Plenty of people try to fix this by teaching short literature, mostly stories and narratives. AP Seminar even had a personal essay as part of the stimulus material when I took it in 2024–25. It seems like the thinking goes that a story is a story, and that length doesn’t matter.
I said that I’d assume good intentions on CollegeBoard’s part, but this thinking is either really dishonest or really, really brainless. It feels like CollegeBoard, responding to all of those problems, only consulted Marie Antoinette: “Let them eat paragraphs.”Anyone who likes novels, and certainly anyone who studies English, can tell you that the story is only half of it.
The rest requires length, especially for fiction. You sit down with a novel and decide that you will spend hours discovering this person, this world, that you will hold together all the little things that the novel has asked you to hold — maybe you’ll even try to tie them into something.
“[Reading] makes us more sophisticated thinkers, and it makes us more aware of what goes on inside of us and how we can interact with the world, even if the world that is being described in the novel has been dead for 100 years,” Joshua English (English) said.
But most people struggle with this. The Atlantic reported a couple years ago that the elite Columbia University’s students can’t read whole books. The picture is even bleaker for Americans and students at large — who, along with Columbia students’ lack of skill, are also less motivated. Phone bans will help, but until there’s a cultural wave against social media, frictionless scrolling will remain a way more popular pastime than books.

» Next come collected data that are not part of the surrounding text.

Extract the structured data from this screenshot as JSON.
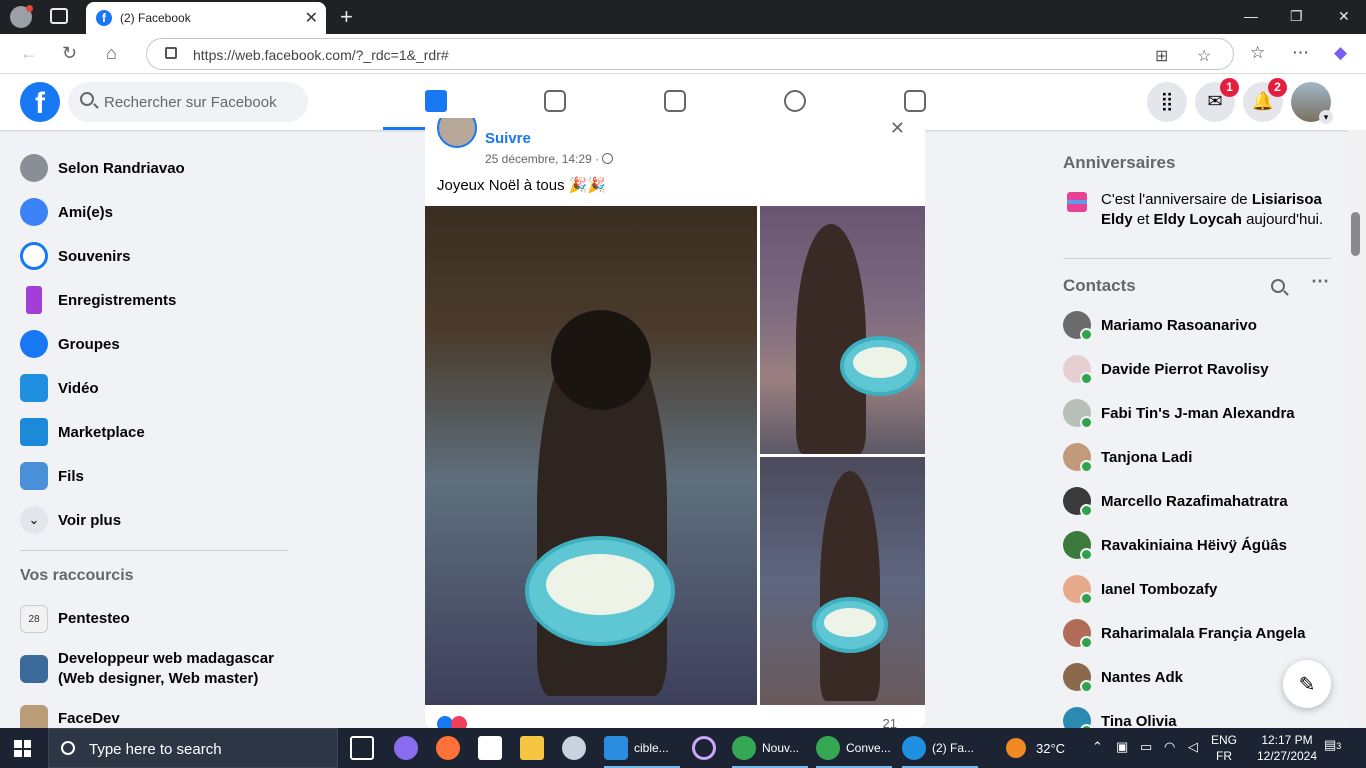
{
  "browser": {
    "tab_title": "(2) Facebook",
    "url": "https://web.facebook.com/?_rdc=1&_rdr#"
  },
  "fb": {
    "logo": "f",
    "search_placeholder": "Rechercher sur Facebook",
    "nav_tabs": [
      "home-icon",
      "video-icon",
      "marketplace-icon",
      "groups-icon",
      "gaming-icon"
    ],
    "messenger_badge": "1",
    "notifications_badge": "2"
  },
  "sidebar": {
    "items": [
      {
        "label": "Selon Randriavao",
        "icon": "profile-avatar",
        "color": "#8a8f96"
      },
      {
        "label": "Ami(e)s",
        "icon": "friends-icon",
        "color": "#3b82f6"
      },
      {
        "label": "Souvenirs",
        "icon": "memories-icon",
        "color": "#1877f2"
      },
      {
        "label": "Enregistrements",
        "icon": "bookmark-icon",
        "color": "#a33fd8"
      },
      {
        "label": "Groupes",
        "icon": "groups-icon",
        "color": "#1877f2"
      },
      {
        "label": "Vidéo",
        "icon": "video-icon",
        "color": "#1f8fe0"
      },
      {
        "label": "Marketplace",
        "icon": "marketplace-icon",
        "color": "#1b8ad8"
      },
      {
        "label": "Fils",
        "icon": "feeds-icon",
        "color": "#4a90d9"
      },
      {
        "label": "Voir plus",
        "icon": "chevron-down-icon",
        "color": "#e4e6eb"
      }
    ],
    "shortcuts_title": "Vos raccourcis",
    "shortcuts": [
      {
        "label": "Pentesteo",
        "line2": "",
        "color": "#e8e8e8"
      },
      {
        "label": "Developpeur web madagascar",
        "line2": "(Web designer, Web master)",
        "color": "#3a6b9a"
      },
      {
        "label": "FaceDev",
        "line2": "",
        "color": "#b99c78"
      }
    ]
  },
  "post": {
    "action": "Suivre",
    "date": "25 décembre, 14:29 ·",
    "text": "Joyeux Noël à tous 🎉🎉",
    "comment_count": "21"
  },
  "right": {
    "birthdays_title": "Anniversaires",
    "birthday_prefix": "C'est l'anniversaire de ",
    "birthday_name1": "Lisiarisoa Eldy",
    "birthday_mid": " et ",
    "birthday_name2": "Eldy Loycah",
    "birthday_suffix": " aujourd'hui.",
    "contacts_title": "Contacts",
    "contacts": [
      {
        "name": "Mariamo Rasoanarivo",
        "color": "#6b6b6b"
      },
      {
        "name": "Davide Pierrot Ravolisy",
        "color": "#e5cfd0"
      },
      {
        "name": "Fabi Tin's J-man Alexandra",
        "color": "#b7c0b6"
      },
      {
        "name": "Tanjona Ladi",
        "color": "#c19a7b"
      },
      {
        "name": "Marcello Razafimahatratra",
        "color": "#3a3a3a"
      },
      {
        "name": "Ravakiniaina Hëivÿ Ágüâs",
        "color": "#3c7a3e"
      },
      {
        "name": "Ianel Tombozafy",
        "color": "#e6a98a"
      },
      {
        "name": "Raharimalala Françia Angela",
        "color": "#b16d5a"
      },
      {
        "name": "Nantes Adk",
        "color": "#8a6a4a"
      },
      {
        "name": "Tina Olivia",
        "color": "#2a8ab0"
      }
    ]
  },
  "taskbar": {
    "search_placeholder": "Type here to search",
    "apps": [
      {
        "label": "cible...",
        "color": "#2b8de0"
      },
      {
        "label": "Nouv...",
        "color": "#34a853"
      },
      {
        "label": "Conve...",
        "color": "#34a853"
      },
      {
        "label": "(2) Fa...",
        "color": "#1f8fe0"
      }
    ],
    "weather": "32°C",
    "lang1": "ENG",
    "lang2": "FR",
    "time": "12:17 PM",
    "date": "12/27/2024",
    "notif_count": "3"
  }
}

This is why English classes matter. They may not make people love books, but they’ll at least convince them that they can read books. Classroom-taught novels will at least encourage young people, whom social media forces into aesthetic caricatures of their full selves, to get in a narrator’s head for hours.
The freshman-year English class is a decent model for this. Some writing, rhetoric and presentation are in there, but they’re mainly about learning and appreciating some of the best books ever written. Just like Auden’s students, freshmen think about how books talk to each other over time, and how they inform our lives.

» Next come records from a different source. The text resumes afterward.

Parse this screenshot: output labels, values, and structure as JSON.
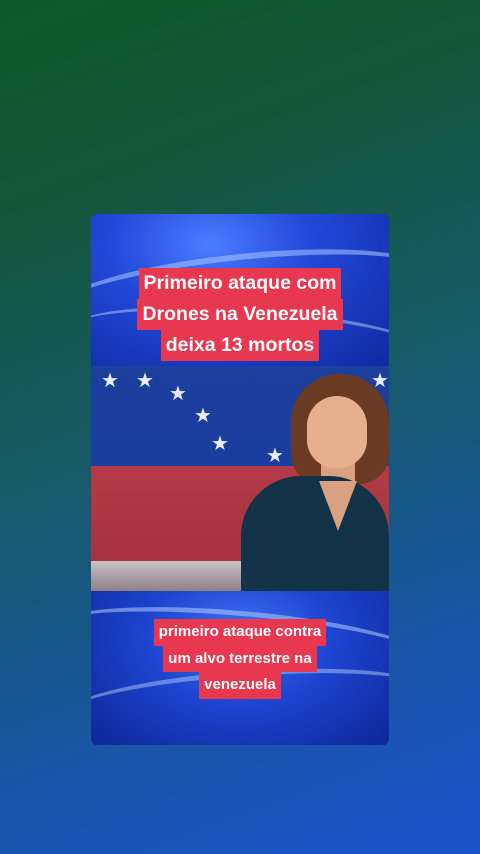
{
  "video_card": {
    "headline_lines": [
      "Primeiro ataque com",
      "Drones na Venezuela",
      "deixa 13 mortos"
    ],
    "subtitle_lines": [
      "primeiro ataque contra",
      "um alvo terrestre na",
      "venezuela"
    ]
  },
  "colors": {
    "caption_background": "#e8384f",
    "caption_text": "#ffffff",
    "page_gradient_top": "#0f5a2a",
    "page_gradient_bottom": "#1d52cc"
  }
}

Ideally, we do this all four years, and leave CollegeBoard behind. Its test-based, numerical, quantitative approach is good for science, not English.
But this is, at best, infeasible. Instead, we get rid of Seminar, or still require another English class while someone is taking it. Sophomores instead take AP Lang, which admittedly has some useful skills at the bottom of all the essay-perfecting (really, score-perfecting) formulas. It’s also way more fun for most of us than Seminar is. AP-interested juniors and seniors would take AP English Literature 1 and 2, a new course which builds on the first, giving people some more time to come around to the artform.
All of this only works if teachers actually teach a lot of books. No one is looking for an Auden-sized number. But the tradition that he followed — of serious, critical, emotional understanding of books — is endlessly valuable. We need to revive it.